Kosten reduzieren oder Konzeption ändern?

Doch um die vorgeschlagene Erhöhung entwickelte sich eine Grundsatzdiskussion. Die Nutzung der Bürgerhäuser sei eine Form der Daseinsvorsorge, sagte zum Beispiel Sozialdemokrat Roland Petri. Wer Steuern zahle habe auch ein Recht auf Nutzung der Häuser, daher sollte eher weniger als mehr gezahlt werden.

Vor allem die Erhöhung um 100 Prozent bei Nutzung durch Vereine für regelmäßige Veranstaltungen ist nicht nur Petri zu viel, fast alle Ausschussmitglieder äußerten Bedenken. Bisher zahlen Vereine pauschal fünf Euro pro Benutzungstag.

Die Christdemokraten Marc Bastian und Markus Baumann sowie Margarete Kuhrt von der FW sprachen sich dagegen für eine höhere Erhöhung aus. 
Baumann mit Hinweis auf das städtische Defizit und die laufenden Investitionen in die Häuser, Bastian mit Verweis auf womöglich weiter steigende Kosten und Kuhrt aus Erfahrung als Ortsvorsteherin von Mornshausen, die von Ortsfremden oft zu hören bekomme, wie günstig die Miete sei.

Als Jörg Ruppert von der SPD bemerkte, dass man durch die Mieteinnahmen nie einen Kostenausgleich erlangen werde, brachte FW-Fraktionschef Helmut Brück „Maßnahmen zur Reduzierung der Kosten“ in die Diskussion ein.
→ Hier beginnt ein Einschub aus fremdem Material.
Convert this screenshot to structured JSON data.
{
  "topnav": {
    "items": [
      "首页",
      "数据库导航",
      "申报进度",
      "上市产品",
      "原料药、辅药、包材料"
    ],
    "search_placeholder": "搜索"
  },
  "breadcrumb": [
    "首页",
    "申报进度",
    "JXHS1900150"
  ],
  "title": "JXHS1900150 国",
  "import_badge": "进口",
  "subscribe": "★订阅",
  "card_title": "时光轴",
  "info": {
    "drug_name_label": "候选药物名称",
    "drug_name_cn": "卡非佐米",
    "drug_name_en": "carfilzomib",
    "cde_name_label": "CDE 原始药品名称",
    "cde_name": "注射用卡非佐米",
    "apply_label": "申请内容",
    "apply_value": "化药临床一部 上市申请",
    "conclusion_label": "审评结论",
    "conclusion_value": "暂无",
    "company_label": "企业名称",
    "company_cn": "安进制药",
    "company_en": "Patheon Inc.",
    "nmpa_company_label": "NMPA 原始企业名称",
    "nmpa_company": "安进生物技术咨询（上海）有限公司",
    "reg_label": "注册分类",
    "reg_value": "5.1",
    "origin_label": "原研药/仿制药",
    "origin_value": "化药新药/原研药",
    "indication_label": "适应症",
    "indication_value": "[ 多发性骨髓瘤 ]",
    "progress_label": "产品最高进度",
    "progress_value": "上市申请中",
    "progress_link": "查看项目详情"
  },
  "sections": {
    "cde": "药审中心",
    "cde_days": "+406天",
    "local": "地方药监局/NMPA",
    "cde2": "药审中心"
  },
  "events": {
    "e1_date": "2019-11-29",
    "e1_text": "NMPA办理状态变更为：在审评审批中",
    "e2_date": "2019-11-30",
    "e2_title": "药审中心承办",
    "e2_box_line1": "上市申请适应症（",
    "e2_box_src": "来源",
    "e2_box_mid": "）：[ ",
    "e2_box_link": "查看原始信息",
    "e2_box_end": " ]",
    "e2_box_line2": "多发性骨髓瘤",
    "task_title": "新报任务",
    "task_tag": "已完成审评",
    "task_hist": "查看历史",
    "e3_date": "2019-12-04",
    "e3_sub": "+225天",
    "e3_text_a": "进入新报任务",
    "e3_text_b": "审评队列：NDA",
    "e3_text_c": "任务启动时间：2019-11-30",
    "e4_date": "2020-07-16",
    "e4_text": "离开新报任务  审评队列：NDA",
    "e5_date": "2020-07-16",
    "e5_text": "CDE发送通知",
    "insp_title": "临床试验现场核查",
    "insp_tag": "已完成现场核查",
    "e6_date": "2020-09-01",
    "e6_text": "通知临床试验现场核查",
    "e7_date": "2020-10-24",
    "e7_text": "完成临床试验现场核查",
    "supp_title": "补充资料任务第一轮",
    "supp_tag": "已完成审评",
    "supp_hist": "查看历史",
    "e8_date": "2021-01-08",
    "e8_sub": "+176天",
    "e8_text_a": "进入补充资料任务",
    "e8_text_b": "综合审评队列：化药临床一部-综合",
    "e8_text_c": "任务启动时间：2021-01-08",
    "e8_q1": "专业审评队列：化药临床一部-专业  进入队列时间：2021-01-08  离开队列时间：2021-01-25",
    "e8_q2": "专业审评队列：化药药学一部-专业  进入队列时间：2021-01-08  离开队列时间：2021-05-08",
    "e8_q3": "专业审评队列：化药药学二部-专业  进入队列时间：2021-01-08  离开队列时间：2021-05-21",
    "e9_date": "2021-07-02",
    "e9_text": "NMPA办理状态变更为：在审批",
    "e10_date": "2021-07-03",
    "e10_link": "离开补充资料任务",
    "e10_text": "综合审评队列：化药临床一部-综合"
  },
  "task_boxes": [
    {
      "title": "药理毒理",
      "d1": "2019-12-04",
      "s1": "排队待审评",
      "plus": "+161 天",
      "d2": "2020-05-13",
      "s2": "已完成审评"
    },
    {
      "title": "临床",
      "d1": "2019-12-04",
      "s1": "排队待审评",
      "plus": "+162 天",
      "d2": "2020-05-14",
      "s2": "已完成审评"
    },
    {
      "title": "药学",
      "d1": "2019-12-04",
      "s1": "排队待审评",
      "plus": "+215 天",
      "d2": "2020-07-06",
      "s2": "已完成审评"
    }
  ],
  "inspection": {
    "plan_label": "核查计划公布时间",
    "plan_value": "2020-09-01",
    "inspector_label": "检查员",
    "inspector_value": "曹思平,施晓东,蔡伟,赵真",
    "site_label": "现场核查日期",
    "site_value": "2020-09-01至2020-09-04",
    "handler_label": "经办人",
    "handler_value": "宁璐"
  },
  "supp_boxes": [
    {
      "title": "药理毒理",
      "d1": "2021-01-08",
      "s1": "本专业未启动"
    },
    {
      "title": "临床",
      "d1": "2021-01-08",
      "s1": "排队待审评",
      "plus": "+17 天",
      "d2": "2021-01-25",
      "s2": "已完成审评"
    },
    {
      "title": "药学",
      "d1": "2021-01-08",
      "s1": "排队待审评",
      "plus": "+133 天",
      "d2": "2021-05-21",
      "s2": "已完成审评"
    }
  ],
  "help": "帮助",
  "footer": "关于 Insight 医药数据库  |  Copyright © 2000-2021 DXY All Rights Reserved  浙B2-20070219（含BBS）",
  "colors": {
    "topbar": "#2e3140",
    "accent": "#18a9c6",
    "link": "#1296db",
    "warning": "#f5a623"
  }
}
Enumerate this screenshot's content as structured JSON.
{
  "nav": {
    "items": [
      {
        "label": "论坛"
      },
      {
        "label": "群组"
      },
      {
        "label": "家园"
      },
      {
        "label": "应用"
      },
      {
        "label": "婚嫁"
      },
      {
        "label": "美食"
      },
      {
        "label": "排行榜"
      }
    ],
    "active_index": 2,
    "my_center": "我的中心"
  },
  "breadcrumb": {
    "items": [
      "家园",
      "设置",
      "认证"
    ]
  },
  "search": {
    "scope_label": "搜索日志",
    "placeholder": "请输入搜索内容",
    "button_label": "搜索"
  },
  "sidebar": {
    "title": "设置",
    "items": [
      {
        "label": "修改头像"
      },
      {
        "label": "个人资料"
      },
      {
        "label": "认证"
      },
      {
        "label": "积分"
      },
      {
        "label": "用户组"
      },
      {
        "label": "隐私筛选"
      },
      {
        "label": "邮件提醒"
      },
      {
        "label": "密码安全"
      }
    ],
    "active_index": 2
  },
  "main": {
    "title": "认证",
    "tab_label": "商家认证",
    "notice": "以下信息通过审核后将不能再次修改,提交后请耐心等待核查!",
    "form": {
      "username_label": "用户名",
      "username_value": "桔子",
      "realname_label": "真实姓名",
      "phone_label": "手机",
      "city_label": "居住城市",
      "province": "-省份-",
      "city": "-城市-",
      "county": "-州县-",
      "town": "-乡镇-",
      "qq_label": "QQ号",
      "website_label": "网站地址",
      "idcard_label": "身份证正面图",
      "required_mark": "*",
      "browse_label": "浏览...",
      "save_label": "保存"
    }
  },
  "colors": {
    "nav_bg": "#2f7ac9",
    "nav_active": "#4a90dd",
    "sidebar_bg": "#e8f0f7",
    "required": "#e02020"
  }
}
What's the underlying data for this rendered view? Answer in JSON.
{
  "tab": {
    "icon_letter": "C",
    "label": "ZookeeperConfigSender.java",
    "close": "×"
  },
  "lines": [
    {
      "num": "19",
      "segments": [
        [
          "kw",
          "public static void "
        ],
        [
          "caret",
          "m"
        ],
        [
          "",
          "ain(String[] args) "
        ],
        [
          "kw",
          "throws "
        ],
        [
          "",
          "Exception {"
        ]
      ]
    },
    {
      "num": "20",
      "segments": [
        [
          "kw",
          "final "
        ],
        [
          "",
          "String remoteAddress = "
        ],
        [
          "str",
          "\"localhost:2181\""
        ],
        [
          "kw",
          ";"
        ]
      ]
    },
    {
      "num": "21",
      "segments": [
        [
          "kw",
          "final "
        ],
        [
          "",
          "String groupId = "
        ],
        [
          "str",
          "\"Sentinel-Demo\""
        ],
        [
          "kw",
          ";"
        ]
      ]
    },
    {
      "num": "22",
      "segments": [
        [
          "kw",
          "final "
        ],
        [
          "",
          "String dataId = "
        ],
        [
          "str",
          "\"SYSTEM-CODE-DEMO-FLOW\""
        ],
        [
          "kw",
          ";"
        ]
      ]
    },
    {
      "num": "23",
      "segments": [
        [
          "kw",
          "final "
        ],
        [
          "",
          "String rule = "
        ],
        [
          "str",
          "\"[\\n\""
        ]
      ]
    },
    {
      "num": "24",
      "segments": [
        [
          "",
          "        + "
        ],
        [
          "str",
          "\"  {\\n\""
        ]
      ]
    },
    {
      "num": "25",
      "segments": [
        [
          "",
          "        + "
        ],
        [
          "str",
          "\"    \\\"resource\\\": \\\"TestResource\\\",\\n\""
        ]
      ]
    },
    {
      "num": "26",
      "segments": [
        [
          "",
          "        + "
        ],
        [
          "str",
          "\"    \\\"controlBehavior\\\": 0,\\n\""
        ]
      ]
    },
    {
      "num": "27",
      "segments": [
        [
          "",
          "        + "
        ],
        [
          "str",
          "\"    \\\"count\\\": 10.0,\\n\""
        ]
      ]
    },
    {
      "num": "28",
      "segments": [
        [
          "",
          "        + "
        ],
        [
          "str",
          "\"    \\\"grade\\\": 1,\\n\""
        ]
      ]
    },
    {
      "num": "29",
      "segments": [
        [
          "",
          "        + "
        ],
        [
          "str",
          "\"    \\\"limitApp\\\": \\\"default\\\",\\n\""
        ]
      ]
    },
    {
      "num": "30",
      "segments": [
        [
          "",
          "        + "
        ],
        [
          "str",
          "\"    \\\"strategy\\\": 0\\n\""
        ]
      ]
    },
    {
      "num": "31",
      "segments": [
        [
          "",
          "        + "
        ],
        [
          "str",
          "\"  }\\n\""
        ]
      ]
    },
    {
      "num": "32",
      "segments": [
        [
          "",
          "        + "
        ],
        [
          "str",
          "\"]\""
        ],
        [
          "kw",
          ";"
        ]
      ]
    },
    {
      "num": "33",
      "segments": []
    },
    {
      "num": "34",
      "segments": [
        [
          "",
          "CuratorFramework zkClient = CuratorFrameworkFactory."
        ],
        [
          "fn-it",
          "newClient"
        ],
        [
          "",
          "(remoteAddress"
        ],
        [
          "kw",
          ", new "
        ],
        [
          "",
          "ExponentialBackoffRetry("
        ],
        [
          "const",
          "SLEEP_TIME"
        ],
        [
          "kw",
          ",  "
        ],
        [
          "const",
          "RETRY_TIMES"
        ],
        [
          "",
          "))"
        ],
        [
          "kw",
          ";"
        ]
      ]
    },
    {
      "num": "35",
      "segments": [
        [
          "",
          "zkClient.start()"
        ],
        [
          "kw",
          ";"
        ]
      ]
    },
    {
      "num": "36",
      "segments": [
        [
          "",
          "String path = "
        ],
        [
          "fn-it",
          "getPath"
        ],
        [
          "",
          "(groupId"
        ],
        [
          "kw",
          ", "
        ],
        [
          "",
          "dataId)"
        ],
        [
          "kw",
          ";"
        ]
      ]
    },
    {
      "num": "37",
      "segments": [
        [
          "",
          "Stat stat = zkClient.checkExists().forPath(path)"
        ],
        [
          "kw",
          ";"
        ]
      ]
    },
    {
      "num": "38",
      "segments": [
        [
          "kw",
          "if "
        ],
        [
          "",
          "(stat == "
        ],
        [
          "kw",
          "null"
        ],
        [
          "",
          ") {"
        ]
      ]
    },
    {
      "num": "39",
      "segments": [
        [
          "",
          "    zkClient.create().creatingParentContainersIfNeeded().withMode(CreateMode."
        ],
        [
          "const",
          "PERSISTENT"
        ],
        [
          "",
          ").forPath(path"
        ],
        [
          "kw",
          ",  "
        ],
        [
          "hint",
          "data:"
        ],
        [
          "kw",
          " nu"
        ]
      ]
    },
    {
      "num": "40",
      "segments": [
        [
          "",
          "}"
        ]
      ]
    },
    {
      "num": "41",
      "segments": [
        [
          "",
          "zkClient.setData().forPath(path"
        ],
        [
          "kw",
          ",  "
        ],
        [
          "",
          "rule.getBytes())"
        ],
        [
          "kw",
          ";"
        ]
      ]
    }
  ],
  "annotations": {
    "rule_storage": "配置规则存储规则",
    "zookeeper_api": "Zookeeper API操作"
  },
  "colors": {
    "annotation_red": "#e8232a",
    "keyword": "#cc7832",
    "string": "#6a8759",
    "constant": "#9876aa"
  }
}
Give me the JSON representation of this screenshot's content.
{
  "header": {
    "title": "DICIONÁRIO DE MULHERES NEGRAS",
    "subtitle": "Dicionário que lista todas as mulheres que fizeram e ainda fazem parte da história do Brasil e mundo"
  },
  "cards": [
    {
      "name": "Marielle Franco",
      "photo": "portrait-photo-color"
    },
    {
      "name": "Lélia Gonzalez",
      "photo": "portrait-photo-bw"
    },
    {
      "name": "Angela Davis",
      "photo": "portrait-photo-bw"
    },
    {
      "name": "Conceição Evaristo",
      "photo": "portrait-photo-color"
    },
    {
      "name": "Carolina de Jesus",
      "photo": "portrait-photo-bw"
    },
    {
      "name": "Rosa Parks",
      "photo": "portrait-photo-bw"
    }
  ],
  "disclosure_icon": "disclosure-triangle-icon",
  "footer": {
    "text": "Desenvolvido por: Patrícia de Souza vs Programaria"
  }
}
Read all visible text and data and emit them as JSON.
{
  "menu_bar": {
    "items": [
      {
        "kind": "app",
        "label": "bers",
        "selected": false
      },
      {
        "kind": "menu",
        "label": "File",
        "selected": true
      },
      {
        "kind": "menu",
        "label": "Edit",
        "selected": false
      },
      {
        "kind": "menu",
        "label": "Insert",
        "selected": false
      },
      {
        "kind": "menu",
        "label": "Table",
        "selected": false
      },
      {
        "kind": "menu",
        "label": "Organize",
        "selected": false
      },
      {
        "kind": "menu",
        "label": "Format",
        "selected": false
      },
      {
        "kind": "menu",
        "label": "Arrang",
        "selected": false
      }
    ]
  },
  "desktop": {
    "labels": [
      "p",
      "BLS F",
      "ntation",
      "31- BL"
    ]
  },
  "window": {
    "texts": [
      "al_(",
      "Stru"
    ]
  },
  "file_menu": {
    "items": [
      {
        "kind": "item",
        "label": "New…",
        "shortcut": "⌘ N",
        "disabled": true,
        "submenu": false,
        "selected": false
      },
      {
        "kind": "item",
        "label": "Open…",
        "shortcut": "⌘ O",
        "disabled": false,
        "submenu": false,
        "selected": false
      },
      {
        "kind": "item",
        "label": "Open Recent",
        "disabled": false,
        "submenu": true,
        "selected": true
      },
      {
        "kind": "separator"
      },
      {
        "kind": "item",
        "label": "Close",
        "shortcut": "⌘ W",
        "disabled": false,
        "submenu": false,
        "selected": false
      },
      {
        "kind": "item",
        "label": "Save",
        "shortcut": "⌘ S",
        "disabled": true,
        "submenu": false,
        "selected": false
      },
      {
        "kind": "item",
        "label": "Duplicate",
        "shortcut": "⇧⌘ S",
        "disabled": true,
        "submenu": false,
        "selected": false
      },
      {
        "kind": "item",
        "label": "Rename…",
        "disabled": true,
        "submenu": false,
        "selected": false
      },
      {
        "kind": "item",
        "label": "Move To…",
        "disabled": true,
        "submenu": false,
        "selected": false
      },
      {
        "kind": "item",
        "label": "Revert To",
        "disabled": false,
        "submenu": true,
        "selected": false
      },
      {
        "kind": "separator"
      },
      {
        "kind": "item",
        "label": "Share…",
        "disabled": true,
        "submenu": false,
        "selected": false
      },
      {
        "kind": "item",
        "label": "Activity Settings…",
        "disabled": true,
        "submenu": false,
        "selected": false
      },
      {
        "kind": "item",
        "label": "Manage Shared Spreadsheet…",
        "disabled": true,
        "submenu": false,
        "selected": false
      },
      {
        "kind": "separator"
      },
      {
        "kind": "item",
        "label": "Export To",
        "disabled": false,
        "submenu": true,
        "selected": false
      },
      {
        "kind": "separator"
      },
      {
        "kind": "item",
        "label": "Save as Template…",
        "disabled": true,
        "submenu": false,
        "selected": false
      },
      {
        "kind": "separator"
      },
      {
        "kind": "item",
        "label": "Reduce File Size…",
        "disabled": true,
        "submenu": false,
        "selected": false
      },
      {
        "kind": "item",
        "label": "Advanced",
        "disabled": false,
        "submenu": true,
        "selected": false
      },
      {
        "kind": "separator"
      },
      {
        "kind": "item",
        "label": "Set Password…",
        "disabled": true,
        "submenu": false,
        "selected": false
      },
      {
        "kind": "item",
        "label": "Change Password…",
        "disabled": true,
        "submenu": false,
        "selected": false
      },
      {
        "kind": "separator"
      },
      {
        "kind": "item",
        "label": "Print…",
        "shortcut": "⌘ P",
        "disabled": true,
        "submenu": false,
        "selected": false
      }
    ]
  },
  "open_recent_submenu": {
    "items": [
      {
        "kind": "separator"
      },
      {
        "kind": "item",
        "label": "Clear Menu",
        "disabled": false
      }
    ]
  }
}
Edmund Zimmermann, Fraktionsvorsitzender der Grünen, ging noch einen Schritt weiter: Um das Defizit in einem angemessenen Rahmen zu halten, müsse man ein Konzept entwickeln, wie die Bürgerhäuser auch anders genutzt werden können. Dabei dürfe man auch Schließungen und Zusammenlegungen nicht von vornherein ausschließen.

Als hochinteressant aber über den Beschluss hinausgehend bezeichnete Bernshausen die Vorschläge. Aber nun sei zu entscheiden, ob eine Erhöhung so wie vorgeschlagen Sinn mache. So fanden die Ausschussmitglieder zu keiner Empfehlung für die am Donnerstag, 19. Mai, tagende Stadtverordnetenversammlung. Dies auch, weil alle Fraktionen noch Beratungsbedarf hätten und Petri feststellte, dass Änderungsanträge zu der Gebührenordnung „kommen werden“.